Discussion in 'English Only' started by hailesuper, Jan 14, 2018.

  1. hailesuper New Member

    What is mismoplass?

    Now, people could sort of feel as though something were being drained out of them, so they
    said, “This must be some sort of an effluvia—an ectoplasm which hurdy-gurdies on the
    ... And it’s all very technical and you couldn’t possibly understand it, but we
    understand because we are . . . Well, we don’t even like to talk about it; we have to sort of
    protect the mystery.”

    From THE THEORY BEHIND THETA AND MEST Lecture given on 12 June 51
    Last edited by a moderator: Jan 14, 2018
  2. Uncle Jack

    Uncle Jack Senior Member

    Cumbria, UK
    British English
    I do like the use of hurdy-gurdy as a verb.:)
    I am not at all sure the author knows what a hurdy-gurdy is, but at least it gives us a clue as to what to make of the rest of the piece.

    Mismoplass isn't a word. Google returns 6 hits, of which the only one in English is your link. You'll have to do your best to work out what it means from the context.
  3. Loob

    Loob Senior Member

    English UK
    I can't access your link, hailesuper.

    But it looks like a made-up word to me.

  4. Thomas Tompion Senior Member

    Southern England
    English - England
    I'm not clear whether I'm lucky or not but I can access your link, Hailesuper.

    The lecturer is producing a parody of what people say to themselves when they encounter some of the ideas he is proposing; he is evoking their mystification by using words redolent
    of vagueness (effluvia, ectoplasm) before producing a made-up and incomplete word (mismoplass...) for the place on which these vague ideas ruminate.

    Please note that we are concerned here not with mismoplass, but with mismoplass...; the three dots suggest that there is more of the same to follow.

    The rest seems to be about Scientology, a type of thought upon which I am willfully ignorant.
    Last edited: Jan 14, 2018
  5. PaulQ

    PaulQ Senior Member

    English - England
    To me, it all seems to be about Scientology.

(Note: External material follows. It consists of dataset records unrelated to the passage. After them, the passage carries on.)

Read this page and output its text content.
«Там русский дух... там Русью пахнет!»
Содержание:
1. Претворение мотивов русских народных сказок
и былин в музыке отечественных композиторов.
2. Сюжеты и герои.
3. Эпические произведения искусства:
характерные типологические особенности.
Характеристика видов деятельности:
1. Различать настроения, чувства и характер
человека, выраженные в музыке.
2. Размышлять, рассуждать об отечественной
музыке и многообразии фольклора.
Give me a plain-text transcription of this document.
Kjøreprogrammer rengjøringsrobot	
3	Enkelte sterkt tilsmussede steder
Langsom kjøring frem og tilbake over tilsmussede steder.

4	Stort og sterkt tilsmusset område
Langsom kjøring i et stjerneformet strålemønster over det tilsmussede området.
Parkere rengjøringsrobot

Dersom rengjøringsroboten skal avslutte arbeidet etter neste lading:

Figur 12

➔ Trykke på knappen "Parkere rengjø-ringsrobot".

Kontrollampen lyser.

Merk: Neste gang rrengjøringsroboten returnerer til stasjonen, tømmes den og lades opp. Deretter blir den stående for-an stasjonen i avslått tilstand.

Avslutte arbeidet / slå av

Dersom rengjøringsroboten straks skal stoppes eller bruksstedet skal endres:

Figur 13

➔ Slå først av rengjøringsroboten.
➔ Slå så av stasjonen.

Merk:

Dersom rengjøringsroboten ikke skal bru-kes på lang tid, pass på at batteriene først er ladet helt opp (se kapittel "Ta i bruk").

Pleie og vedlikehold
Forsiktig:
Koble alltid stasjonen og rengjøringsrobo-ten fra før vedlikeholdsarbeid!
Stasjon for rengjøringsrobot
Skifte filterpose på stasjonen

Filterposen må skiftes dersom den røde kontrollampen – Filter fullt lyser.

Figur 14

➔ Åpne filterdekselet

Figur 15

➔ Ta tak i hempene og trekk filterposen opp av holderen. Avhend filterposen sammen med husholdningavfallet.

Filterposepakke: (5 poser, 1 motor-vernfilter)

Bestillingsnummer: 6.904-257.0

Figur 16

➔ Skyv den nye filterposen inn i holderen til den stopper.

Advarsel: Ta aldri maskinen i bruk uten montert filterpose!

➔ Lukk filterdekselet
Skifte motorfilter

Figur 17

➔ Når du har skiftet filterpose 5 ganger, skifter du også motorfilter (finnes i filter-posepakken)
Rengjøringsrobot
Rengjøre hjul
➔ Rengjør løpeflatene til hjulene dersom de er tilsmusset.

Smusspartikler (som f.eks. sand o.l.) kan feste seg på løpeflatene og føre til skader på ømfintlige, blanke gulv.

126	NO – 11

    In common with all "private language1", religious language has its own vocabulary which expresses nebulous ideas and concepts. As Scientology is an "invented religion" its practitioners have also invented words and have adopted new meaning for old words. This is a psychological trick to bind the members closer together.

    mismoplass, has been invented for a purpose and, in the words of Lewis Carroll, it means exactly what the speaker wants it to mean. :D

    1 See the Stanford University website: Private Language (Stanford Encyclopedia of Philosophy)
  6. hailesuper New Member

    Hi Jack, hurdy-gurdy as a verb means "to radiate/emanate" in the concentric round shape. The only word I can't get is "mismoplass". This sentence in general means the aura same as the ectoplasm from the "mismoplass"
  7. Uncle Jack

    Uncle Jack Senior Member

    Cumbria, UK
    British English
    Do you have a reference for that? Someone might well use 'hurdy-gurdy' to mean such a thing, but that does not mean 'hurdy-gurdy' actually has that meaning, outside the person's imagination.
    The Oxford English Dictionary only lists 'hurdy-gurdy' as a noun.
  8. hailesuper New Member

    Hi PaulQ, This sentence was quoted in the lecture
    Hi Jack, the author made Noun a Verb based on its operation. As explained about the hurdygurdy "an early instrument played by turning a crank so that a wheel striking strings in turn caused music. Used in the lecture in reference to the automatic character of the instrument."
  9. Uncle Jack

    Uncle Jack Senior Member

    Cumbria, UK
    British English
    If the person explained what they meant than that is fine, but don't expect it to be understood by anyone else.
    As an aside, the wheel doesn't strike strings in a hurdy-gurdy; it is rosined and vibrates them in the same way as a bow, such as with a violin.